Как только вновь появилась в нем вера в свое особое назначение среди прочих людей, стал он жить по-другому, и все препятствия, бывшие к тому, чтобы жить по-другому, стали для него моментально нулем. Как известно, главным из них была жена его Алла, жена, глядевшая в оба, имеющая сильные уши, чтоб слышать, и что-то еще кроме глаз и ушей, то есть тайное женское чутье, которое много бы могло сделать в мире, кабы не было чувствительным к одному только собственному мужу. Его положение было таким: имея полную свободу проповедовать все, что он хочет, он заснул добровольно среди этой свободы и, заснувши, дал себя сбить со своей главной линии, и так бы, сбитым, мог навсегда и прожить, но потом вдруг проснулся, будто вынырнул вдруг из себя самого, при этом вынырнул совсем в иное место, оказавшись уже не в свободе, как прежде, уже ограниченным ухом и глазом. А главное, эта несвобода находилась у него в голове, в виде крепости, которую никто не осаждает, а лишь осадите, она и падет, но ее осадить может лишь убеждение, что осада действительно очень нужна. Эта крепость пока костенела в мозгу, оттого что не было у него убеждения, у жены же у Аллы убеждение было, которое надстраивало крепость и всемерно ее укрепляло вокруг.
И когда эта крепость неожиданно пала, все пошло удивительно у него на разнос. Он кинулся в прежнее с неслыханной силой, с невиданной скоростью заводил он знакомства, проводил и выигрывал сотни боев, уже не имея, как когда-то, обиды, что все время ему предлагали бои, — а, ну что ж, если бои, получайте разгром;и получали немедленно разгром от него, какого, видимо, от него и желали.
Только одно наложилось на прежнюю линию: необходимость увертываться ловко от уха и глаза. Но и в этом нашлась уже не слабость, а сила, уже оказалось, что это не стыд и не тайный обман над слабейшим, над чьим-то доверием, которое он бы не смог обмануть, а мощная, трубная, постоянная победа над чужой ему силой, выражавшей над ним себя с полною властью.

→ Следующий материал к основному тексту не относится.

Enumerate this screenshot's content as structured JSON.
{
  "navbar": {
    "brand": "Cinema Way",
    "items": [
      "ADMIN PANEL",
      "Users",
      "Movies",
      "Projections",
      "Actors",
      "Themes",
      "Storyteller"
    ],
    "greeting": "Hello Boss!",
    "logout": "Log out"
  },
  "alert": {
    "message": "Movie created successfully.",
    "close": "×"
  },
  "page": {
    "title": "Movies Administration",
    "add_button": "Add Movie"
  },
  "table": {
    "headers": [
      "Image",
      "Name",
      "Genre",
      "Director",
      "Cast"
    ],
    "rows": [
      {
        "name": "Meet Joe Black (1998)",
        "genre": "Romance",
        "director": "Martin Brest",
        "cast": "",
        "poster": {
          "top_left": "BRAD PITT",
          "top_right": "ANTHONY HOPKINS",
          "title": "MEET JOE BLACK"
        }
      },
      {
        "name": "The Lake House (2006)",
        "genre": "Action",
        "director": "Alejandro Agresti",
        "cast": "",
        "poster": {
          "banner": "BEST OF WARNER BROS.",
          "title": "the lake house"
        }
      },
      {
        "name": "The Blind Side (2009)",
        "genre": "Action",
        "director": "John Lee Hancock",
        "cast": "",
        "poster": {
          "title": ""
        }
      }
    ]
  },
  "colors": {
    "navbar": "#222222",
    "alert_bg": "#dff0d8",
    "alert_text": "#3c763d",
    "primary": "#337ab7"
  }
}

Посылали, к примеру, его в магазин, посылали, скажем, для покупки батона. А он за эту короткую посылку уже и успевал то, что надо, прихватив, разумеется, несколько времени от батона; батон же при этом брал, возможно, не в очередь. В баню отпускали его одного (хоть и редко) — он и от бани мог немного урвать, успевая, однако, вымыть все, что задумано, что потом подвергалось проверке на скрип. А потому успевал, что имел в голове постоянную карту, помнил точно, кто и когда где бывает и когда возвращается в дом, а еще потому, что дома выбирал себе рядом: рядом с булочной есть у него некий дом; рядом с баней имеется; с парикмахерской тоже; возле места работы — не один и не два. Так что: в баню? — пожалуйте; ну, слегка задержался, скажем, товарища — мог бы он встретить? Мог заняться с ним слегка разговором? Да, мог. И хоть это не похвально, но вполне объяснимо; а внутри уже трубы, внутри торжество.